George Lucas and Francis Ford Coppola, locked together in life by an accident of propinquity and forever coupled in the constellation of celebrity like Gemini the twins, hold an endless fascination for our culture. In addition to being at the same place at the same time (they met on the Warner Brothers lot in 1967 when Coppola was directing "Finian's Rainbow" and Lucas, freshly graduated from USC, was marking time), each instantly recognized the other as a co-conspirator in the youth counterculture who shared a hatred for the Hollywood establishment and yearned to break free of it. The two were wonderfully complementary--Coppola flamboyant and reckless, Lucas reserved and cautious--and in the years to come, the ups and down of their relationship adumbrated the successes and failures of the so-called New Hollywood, the cinema of auteurs that dominated the '70s.
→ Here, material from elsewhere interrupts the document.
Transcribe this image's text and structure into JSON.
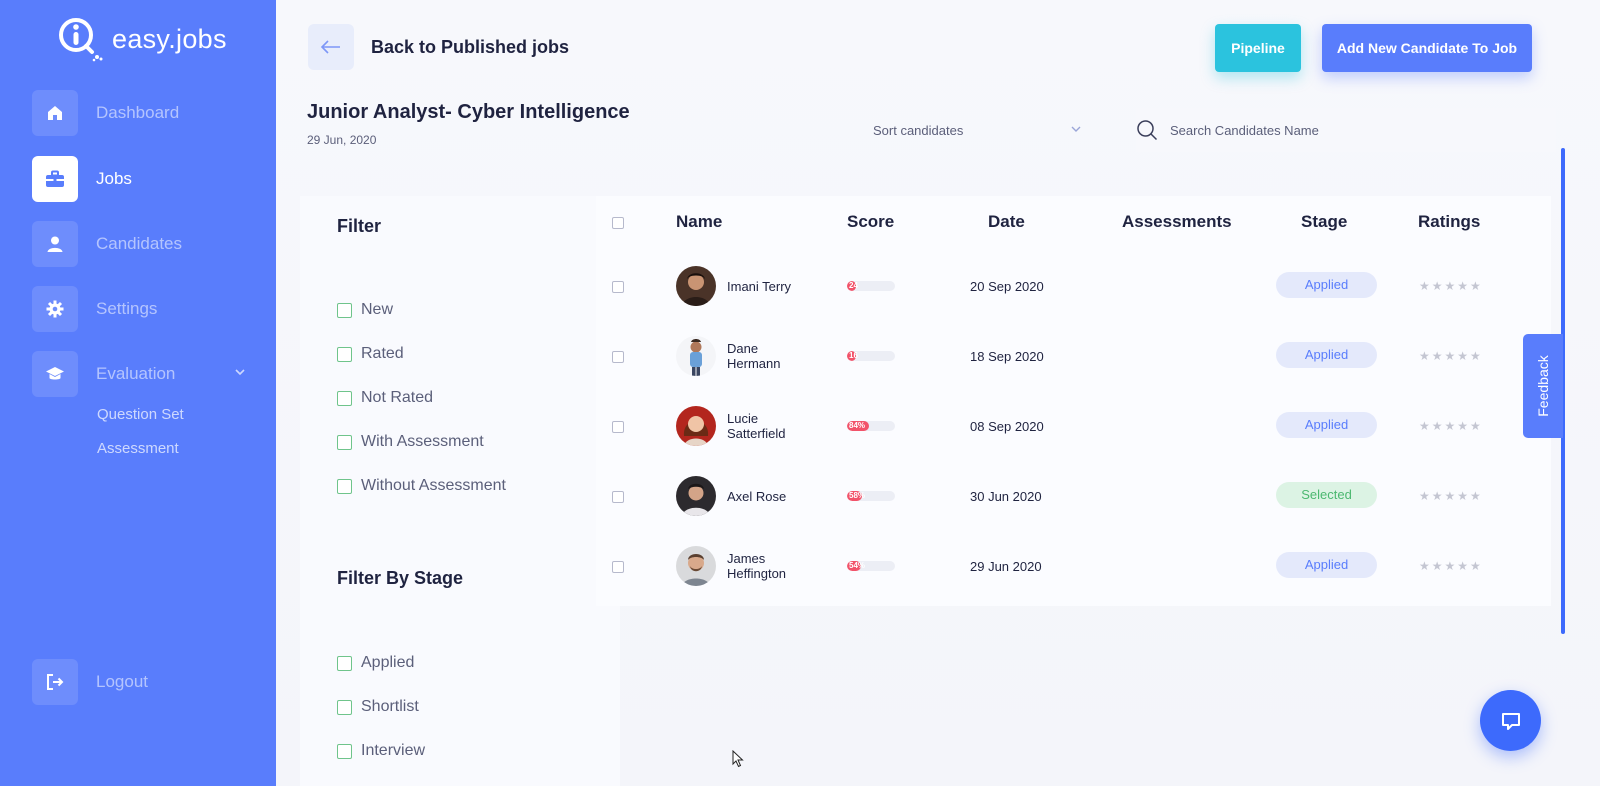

The movies they left behind are landmarks of world cinema, and their aspirations and failures have forever influenced Hollywood filmmaking.
New biographies suggest that publishers too cannot get enough of the '70s auteurs, even as they plummet to the bottom, first Coppola with a string of mediocre movies, then Lucas with the fatuous "Phantom Menace," and most recently Martin Scorsese and Paul Schrader.
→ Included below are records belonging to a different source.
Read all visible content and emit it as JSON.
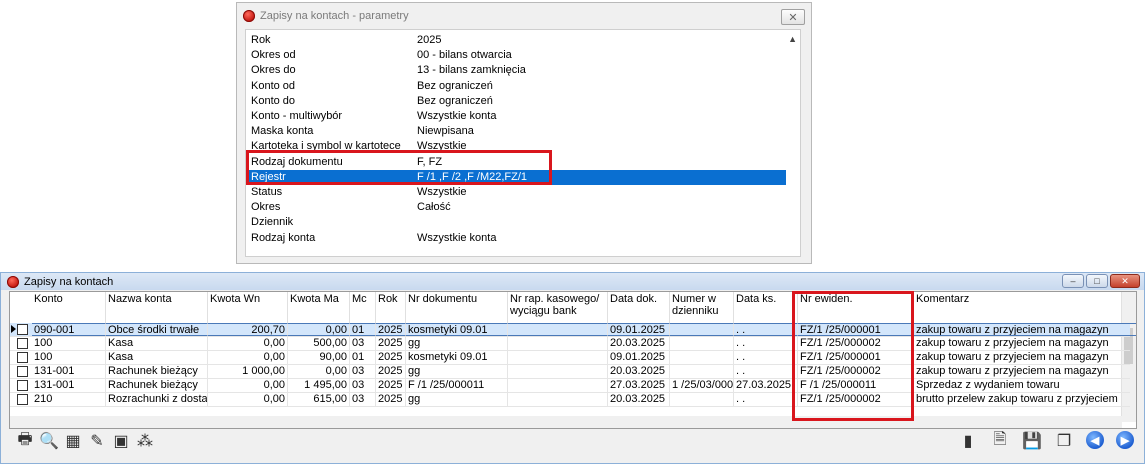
{
  "dialog": {
    "title": "Zapisy na kontach - parametry",
    "close_glyph": "✕",
    "rows": [
      {
        "k": "Rok",
        "v": "2025"
      },
      {
        "k": "Okres od",
        "v": "00 - bilans otwarcia"
      },
      {
        "k": "Okres do",
        "v": "13 - bilans zamknięcia"
      },
      {
        "k": "Konto od",
        "v": "Bez ograniczeń"
      },
      {
        "k": "Konto do",
        "v": "Bez ograniczeń"
      },
      {
        "k": "Konto - multiwybór",
        "v": "Wszystkie konta"
      },
      {
        "k": "Maska konta",
        "v": "Niewpisana"
      },
      {
        "k": "Kartoteka i symbol w kartotece",
        "v": "Wszystkie"
      },
      {
        "k": "Rodzaj dokumentu",
        "v": "F, FZ"
      },
      {
        "k": "Rejestr",
        "v": "F /1 ,F /2 ,F /M22,FZ/1"
      },
      {
        "k": "Status",
        "v": "Wszystkie"
      },
      {
        "k": "Okres",
        "v": "Całość"
      },
      {
        "k": "Dziennik",
        "v": ""
      },
      {
        "k": "Rodzaj konta",
        "v": "Wszystkie konta"
      }
    ],
    "selected_index": 9
  },
  "main": {
    "title": "Zapisy na kontach",
    "headers": [
      "Konto",
      "Nazwa konta",
      "Kwota Wn",
      "Kwota Ma",
      "Mc",
      "Rok",
      "Nr dokumentu",
      "Nr rap. kasowego/ wyciągu bank",
      "Data dok.",
      "Numer w dzienniku",
      "Data ks.",
      "Nr ewiden.",
      "Komentarz"
    ],
    "rows": [
      [
        "090-001",
        "Obce środki trwałe",
        "200,70",
        "0,00",
        "01",
        "2025",
        "kosmetyki 09.01",
        "",
        "09.01.2025",
        "",
        ". .",
        "FZ/1  /25/000001",
        "zakup towaru z przyjeciem na magazyn"
      ],
      [
        "100",
        "Kasa",
        "0,00",
        "500,00",
        "03",
        "2025",
        "gg",
        "",
        "20.03.2025",
        "",
        ". .",
        "FZ/1  /25/000002",
        "zakup towaru z przyjeciem na magazyn"
      ],
      [
        "100",
        "Kasa",
        "0,00",
        "90,00",
        "01",
        "2025",
        "kosmetyki 09.01",
        "",
        "09.01.2025",
        "",
        ". .",
        "FZ/1  /25/000001",
        "zakup towaru z przyjeciem na magazyn"
      ],
      [
        "131-001",
        "Rachunek bieżący",
        "1 000,00",
        "0,00",
        "03",
        "2025",
        "gg",
        "",
        "20.03.2025",
        "",
        ". .",
        "FZ/1  /25/000002",
        "zakup towaru z przyjeciem na magazyn"
      ],
      [
        "131-001",
        "Rachunek bieżący",
        "0,00",
        "1 495,00",
        "03",
        "2025",
        "F /1  /25/000011",
        "",
        "27.03.2025",
        "1 /25/03/000",
        "27.03.2025",
        "F /1  /25/000011",
        "Sprzedaz z wydaniem towaru"
      ],
      [
        "210",
        "Rozrachunki z dosta",
        "0,00",
        "615,00",
        "03",
        "2025",
        "gg",
        "",
        "20.03.2025",
        "",
        ". .",
        "FZ/1  /25/000002",
        "brutto przelew   zakup towaru z przyjeciem"
      ]
    ],
    "active_row": 0
  }
}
Still, Lucas and Coppola occupy a secure place in cinema's firmament, and despite the cascade of books about each, there's still a lot new to be said. Aided by the see-no-evil, speak-no-evil culture of Hollywood, they have successfully controlled their press, Lucas by remaining aloof and inaccessible and Coppola by overwhelming writers with his charm and volubility. No one has yet penetrated the rich archives of either director, nor have many of the dozens upon dozens of people who worked on their films, TV productions, radio stations, operas, magazines, mini-studios, special effects companies, not to mention family members, friends and hangers-on, been interviewed.
Still, veteran movie biographer John Baxter (who memorialized Stanley Kubrick and Steven Spielberg, among others) has found several deprogrammed ex-Lucas film droids whom he exploits to the hilt in "Mythmaker." First among them is the rarely interviewed Gary Kurtz, who, until they had a falling out during the production of "The Empire Strikes Back," was Lucas' producer and chief factotum. Kurtz is Baxter's best source and dominates the book. (One might suspect that he had an agenda, but it is never acknowledged.) Another source is Charles Lippincott, who was in charge of marketing and merchandising for "Star Wars" and is generally level-headed and on target. And then there is director John Milius, always ready with sword and stone.
Baxter digs up several childhood acquaintances of the director (one hesitates to call them friends) who fill in the gaps in what we know about Lucas' youth in Modesto and gets a lot of mileage out of some of Lucas' less successful USC buddies, although they tell us more than we want to know about his years there. The "Star Wars" chapters, those that deal with Lucas' struggles to conceptualize the film, his relationship with Twentieth Century Fox and the bloody battle to get it in the can, are detailed and vivid. Baxter furnishes a clear account of the breakthroughs engineered by Lucas' special effects shop, Industrial Light and Magic, and sheds some light on the director's feud with effects wizard John Dykstra. If Lucas was flummoxed by Dykstra, the suits at Twentieth Century Fox were out of their depth, and Baxter dramatizes the collision of cultures with many an amusing anecdote. One day when the suits ventured into the Industrial Light and Magic building--to them equivalent to the Death Star--they were appalled to see Dykstra dropping a refrigerator to the floor from a forklift because "everyone kinda wondered how it would sound dropped onto concrete."